Why do these business leaders apologise and to whom? Apologies are actually a personal sentiment between two individuals. The CEO of one of the world’s biggest businesses in making an apology in a public forum to the world in general is simply mouthing a few words that are meaningless and insincere. They are worthless. Why do they do it?
They do it because they know that in doing so, they get out of their current predicament and allow them back to their business with the current scandal over. They act rationally. It is the media that should do better in exposing bad corporate behaviour. (Forget the regulators – business regulators everywhere are worse than useless; they actually entrench bad behaviour by enforcing oligopolies wherever they go with barriers to entry such that competition is strangled.) Where is the public exposure via the media?
Seemingly too many investigative journalists’ work output today relies on following the latest ‘twitterstorm’ and baying at the perceived miscreant until that person is humiliated and apologises. At that point, the story is over. Until it repeats with a new twitterstorm over some new bad behaviour and a new apology will be extracted. Nothing actually changes.
The twittersphere, shorthand label for social media generally, is filled with primary school students that have never grown up. Their early training in the playground has carried through into adulthood. At a perceived slight in the playground, tears erupt and the teacher rushes over to demand the offender apologise to our precious offendee. The tears dry up and they move on. That behaviour is now commonplace in adults. Apologies have become meaningless.
The best regulation against bad business behaviour is a strong moral fibre and an ethical framework that has, at its heart, do no harm to others. This, together with consequences, is the best way to minimise harmful behaviour. There are still individuals with morals and ethics. What is disappearing are the consequences. True criminal activity will sometimes be detected with real consequences but the legal system itself has problems, is excessively expensive and can only deal with the most egregious cases. There is much bad behaviour going on that will never be brought to court, nor should it – our society could no longer function if we relied solely on the legal system to enforce ‘good’ behaviour.

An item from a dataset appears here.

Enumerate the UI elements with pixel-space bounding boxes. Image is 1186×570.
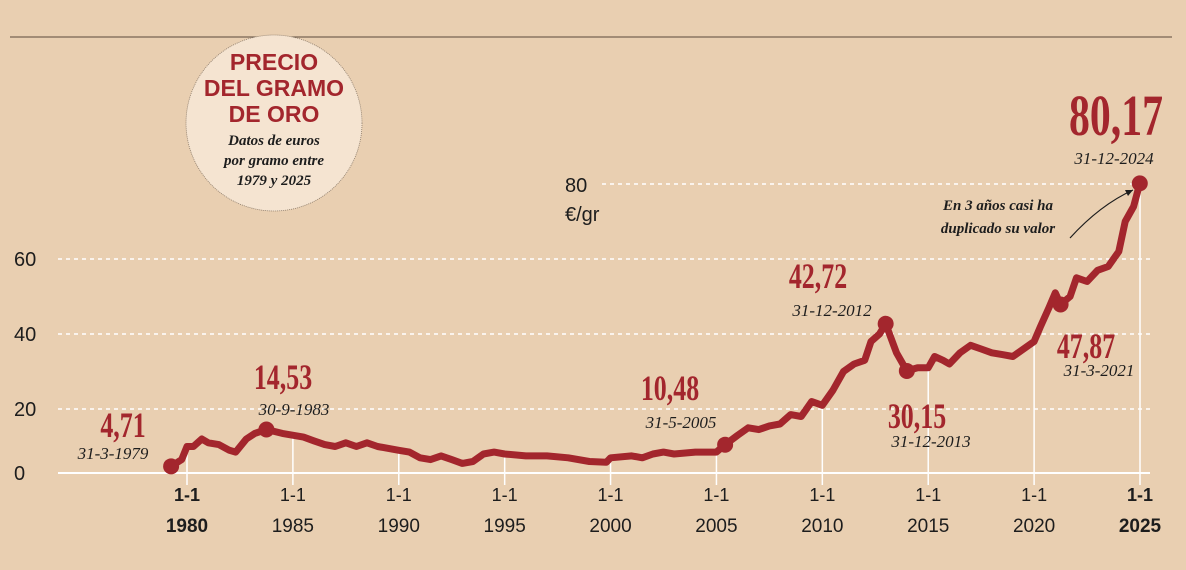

I don’t expect much to change in the life of the CEOs who apologised last week. They know that there are no consequences. Real consequences would result in losses not profits. Real consequences would see customers turn away and use alternatives. Real consequences would see job losses. This is where the regulation and regulators fail us. Governments do not want firms to fail because they fear the political damage. That is why large businesses are bailed out by taxpayers all the time. They are bailed out with direct subsidies, tariffs or constraints on competitors, interest free loans, grants, elaborate barriers to entry for new competition, stifled innovation, enforced public ownership, cronyism and corruption. Despite this menu of techniques, if some firm does happen to fail, then public money is used to pay compensation to the unfortunate employees out of work. There are no consequences anymore. The media in the main, does not investigate and report on this because too many are looking for the next twitterstorm. CEOs of small firms generally lobby for less regulation. CEOs of large firms lobby for more regulation. It’s easy to see why.
We witness the gradual outsourcing of responsibility for our own lives. With that comes the natural blame game. The political class has taken over the decision-making responsibility for individuals and the arbitration of grievances. Consequences have become disconnected from behaviour. No wonder the CEOs apologise and carry on business as usual – that’s the way of the world.